A now - keep to the point and to a body. Adopt a little “ technical “ the moments which will help to make the beginning of sex life more comfortable.
* to Young inexperienced people for a start is better to be engaged in a petting (everything is possible, except sexual intercourse). It pulls together, learns to derive corporal pleasure and does transition to sexual intercourse natural.
* At defloration is not as sick as many girls represent. But even these feelings can be reduced. Most easily the defloration passes in a pose when the girl lies on a back, having bent legs in knees and having pressed them to a breast. Under buttocks it is good to put a small pillow or the roller.
* If is not enough own greasing, it is necessary to use a lyubrikant.
* Painful feelings arise from - for narrowness of an entrance to a vagina and muscular tension. That to reduce them, to you it is necessary to try to relax and resolve to stretch as much as possible previously to the guy an entrance fingers.
* From - for discomfort the girl instinctively wants to push away the partner, but it is at the crucial moment better to move, on the contrary, a body forward and to accelerate a rupture of a pleva.
* If is decided to have sexual intercourse, caress has to be directed one achievement more psychological comfort, than to sexual excitement. The rush of blood to genitals can strengthen bleeding and morbidity.
* Blood is lost symbolical quantity, and can not be it in general. Nevertheless it is necessary to provide access to water and means of hygiene.
* After the first contact it is necessary to wait several days for healing of small wounds and anguishes. At this time to the girl it is necessary to be greased, except podmyvaniye, with glycerin. If there is no poshchipyvaniye, burnings - means, everything began to live. However it is at first better to be zealous not too.
* If after a number of diligent attempts nothing is impossible, it is necessary to leave temporarily them, and to the girl - to consult at the gynecologist.
* the First act demands protection, as well as all others.

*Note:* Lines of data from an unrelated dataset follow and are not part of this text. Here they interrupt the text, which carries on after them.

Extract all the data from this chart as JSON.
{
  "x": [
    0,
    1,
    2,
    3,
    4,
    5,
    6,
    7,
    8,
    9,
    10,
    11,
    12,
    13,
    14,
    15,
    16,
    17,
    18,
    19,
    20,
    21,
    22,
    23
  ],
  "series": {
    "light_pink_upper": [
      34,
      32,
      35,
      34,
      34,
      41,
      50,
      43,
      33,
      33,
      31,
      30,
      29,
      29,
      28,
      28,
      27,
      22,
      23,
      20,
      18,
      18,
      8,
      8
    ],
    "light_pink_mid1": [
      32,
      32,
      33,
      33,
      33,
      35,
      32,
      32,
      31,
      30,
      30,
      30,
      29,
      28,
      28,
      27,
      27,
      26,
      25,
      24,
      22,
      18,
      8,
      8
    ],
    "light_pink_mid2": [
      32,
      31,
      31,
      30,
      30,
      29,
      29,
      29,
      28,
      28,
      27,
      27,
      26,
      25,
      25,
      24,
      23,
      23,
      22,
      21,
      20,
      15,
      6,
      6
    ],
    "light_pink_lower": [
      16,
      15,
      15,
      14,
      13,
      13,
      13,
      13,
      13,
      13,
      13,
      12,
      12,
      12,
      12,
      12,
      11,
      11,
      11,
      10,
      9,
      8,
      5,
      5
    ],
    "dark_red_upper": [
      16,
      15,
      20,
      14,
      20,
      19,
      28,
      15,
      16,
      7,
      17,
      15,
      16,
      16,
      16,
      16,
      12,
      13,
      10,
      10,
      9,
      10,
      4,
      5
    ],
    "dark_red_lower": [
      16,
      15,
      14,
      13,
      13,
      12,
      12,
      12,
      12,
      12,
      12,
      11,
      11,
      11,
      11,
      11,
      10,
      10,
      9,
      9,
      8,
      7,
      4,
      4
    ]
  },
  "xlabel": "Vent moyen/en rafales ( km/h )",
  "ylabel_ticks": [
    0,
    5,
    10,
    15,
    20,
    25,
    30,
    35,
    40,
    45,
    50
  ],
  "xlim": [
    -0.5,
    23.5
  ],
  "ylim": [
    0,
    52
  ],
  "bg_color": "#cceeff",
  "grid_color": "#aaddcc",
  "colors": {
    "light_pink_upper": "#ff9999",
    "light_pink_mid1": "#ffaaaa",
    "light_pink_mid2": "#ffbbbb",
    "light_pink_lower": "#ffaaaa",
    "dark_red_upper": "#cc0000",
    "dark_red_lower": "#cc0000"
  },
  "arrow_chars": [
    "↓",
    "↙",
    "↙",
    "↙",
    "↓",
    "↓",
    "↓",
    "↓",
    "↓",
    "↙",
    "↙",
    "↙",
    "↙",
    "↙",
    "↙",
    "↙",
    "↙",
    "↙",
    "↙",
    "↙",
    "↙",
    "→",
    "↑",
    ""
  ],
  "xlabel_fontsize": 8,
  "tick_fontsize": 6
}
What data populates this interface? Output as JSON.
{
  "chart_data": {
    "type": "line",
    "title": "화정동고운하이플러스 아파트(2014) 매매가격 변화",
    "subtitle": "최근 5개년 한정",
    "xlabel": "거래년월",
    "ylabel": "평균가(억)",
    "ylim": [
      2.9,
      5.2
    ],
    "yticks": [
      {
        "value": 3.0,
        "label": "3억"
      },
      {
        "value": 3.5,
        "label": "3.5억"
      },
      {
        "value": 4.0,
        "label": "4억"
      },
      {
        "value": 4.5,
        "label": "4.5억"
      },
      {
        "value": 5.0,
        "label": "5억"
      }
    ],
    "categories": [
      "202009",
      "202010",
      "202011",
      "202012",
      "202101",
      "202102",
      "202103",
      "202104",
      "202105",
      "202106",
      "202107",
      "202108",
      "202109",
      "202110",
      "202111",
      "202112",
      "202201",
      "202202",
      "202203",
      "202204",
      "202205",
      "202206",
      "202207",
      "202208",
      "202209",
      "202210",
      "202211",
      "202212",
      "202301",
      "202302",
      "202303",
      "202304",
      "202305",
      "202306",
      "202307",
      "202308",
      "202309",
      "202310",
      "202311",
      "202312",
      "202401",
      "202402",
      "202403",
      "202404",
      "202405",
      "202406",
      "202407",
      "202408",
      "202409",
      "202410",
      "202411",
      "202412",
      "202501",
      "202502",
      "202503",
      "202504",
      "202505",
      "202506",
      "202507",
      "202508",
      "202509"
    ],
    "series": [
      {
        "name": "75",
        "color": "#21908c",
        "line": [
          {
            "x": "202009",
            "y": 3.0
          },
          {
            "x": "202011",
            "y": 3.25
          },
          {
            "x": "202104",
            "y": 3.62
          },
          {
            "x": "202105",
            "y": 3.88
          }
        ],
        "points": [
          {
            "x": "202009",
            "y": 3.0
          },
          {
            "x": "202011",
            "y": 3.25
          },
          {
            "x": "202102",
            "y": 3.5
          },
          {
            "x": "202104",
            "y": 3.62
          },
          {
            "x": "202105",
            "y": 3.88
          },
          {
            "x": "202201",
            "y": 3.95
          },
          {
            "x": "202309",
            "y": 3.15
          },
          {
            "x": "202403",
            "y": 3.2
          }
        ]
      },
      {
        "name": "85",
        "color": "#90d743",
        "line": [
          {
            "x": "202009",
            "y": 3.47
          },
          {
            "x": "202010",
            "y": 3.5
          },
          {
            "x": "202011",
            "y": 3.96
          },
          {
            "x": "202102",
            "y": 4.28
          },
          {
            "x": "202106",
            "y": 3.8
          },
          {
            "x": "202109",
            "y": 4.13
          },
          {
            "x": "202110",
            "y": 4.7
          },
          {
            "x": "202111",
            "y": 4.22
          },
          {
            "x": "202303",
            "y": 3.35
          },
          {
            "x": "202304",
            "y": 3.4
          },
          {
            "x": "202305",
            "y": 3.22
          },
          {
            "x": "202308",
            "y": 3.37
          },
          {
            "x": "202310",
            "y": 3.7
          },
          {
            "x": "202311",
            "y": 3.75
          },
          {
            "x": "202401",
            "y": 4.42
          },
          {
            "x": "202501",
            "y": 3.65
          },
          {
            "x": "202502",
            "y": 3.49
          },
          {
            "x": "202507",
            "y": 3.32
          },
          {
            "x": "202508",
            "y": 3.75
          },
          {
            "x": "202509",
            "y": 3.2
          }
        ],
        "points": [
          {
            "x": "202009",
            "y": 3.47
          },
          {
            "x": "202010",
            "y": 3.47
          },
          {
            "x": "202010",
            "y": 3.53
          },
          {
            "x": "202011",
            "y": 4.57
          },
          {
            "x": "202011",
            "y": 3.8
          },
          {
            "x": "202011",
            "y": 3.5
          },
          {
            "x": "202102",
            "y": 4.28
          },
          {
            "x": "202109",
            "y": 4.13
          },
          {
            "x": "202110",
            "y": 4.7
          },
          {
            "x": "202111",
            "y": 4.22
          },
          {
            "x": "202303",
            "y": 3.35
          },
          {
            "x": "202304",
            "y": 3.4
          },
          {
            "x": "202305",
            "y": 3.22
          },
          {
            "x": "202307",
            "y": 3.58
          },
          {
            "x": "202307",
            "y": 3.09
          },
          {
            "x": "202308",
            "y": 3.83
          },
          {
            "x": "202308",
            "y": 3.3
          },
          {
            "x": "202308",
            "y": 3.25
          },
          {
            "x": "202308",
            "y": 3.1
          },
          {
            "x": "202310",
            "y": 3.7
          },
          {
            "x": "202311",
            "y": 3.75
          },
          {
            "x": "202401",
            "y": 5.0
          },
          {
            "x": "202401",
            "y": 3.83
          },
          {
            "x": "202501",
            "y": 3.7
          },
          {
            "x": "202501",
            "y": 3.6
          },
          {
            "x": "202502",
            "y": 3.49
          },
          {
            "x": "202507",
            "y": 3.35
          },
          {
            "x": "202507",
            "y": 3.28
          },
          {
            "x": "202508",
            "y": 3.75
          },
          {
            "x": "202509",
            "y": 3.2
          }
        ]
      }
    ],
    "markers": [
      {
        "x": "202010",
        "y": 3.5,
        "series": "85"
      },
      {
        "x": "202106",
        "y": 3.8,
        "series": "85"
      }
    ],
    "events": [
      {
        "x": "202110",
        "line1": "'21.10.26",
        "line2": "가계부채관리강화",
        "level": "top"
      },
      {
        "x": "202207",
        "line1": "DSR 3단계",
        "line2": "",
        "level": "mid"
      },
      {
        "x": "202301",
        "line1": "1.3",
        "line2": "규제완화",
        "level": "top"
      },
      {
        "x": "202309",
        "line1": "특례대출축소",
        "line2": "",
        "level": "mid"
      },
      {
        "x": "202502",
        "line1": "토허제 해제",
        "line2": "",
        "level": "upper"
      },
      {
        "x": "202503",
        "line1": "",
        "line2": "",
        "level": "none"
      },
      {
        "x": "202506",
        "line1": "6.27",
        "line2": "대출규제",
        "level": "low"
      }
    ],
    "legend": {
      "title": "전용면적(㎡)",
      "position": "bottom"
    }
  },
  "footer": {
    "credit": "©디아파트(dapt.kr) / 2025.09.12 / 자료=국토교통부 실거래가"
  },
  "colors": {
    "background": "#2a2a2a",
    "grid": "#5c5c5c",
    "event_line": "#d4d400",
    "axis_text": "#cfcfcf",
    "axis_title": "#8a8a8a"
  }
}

Even if a pill is taken, use of a condom - for protection of the microflora is desirable.
* do not make a claim to the friend concerning absence of magic feelings. They in most cases come only over time.
* do not draw conclusions - neither about own sensuality, nor about male abilities of the beloved, nor about sex in general.
To what to be - not to pass to that. Sometime the key in the lock will turn, and before you the door to the new world will open. Than more you know, than sincere want to get there, especially and joyful your first steps will be sure. And if at once somewhere you stumble or even you will fill cones, it is not an occasion to be frightened and be upset: the road will be mastered by going.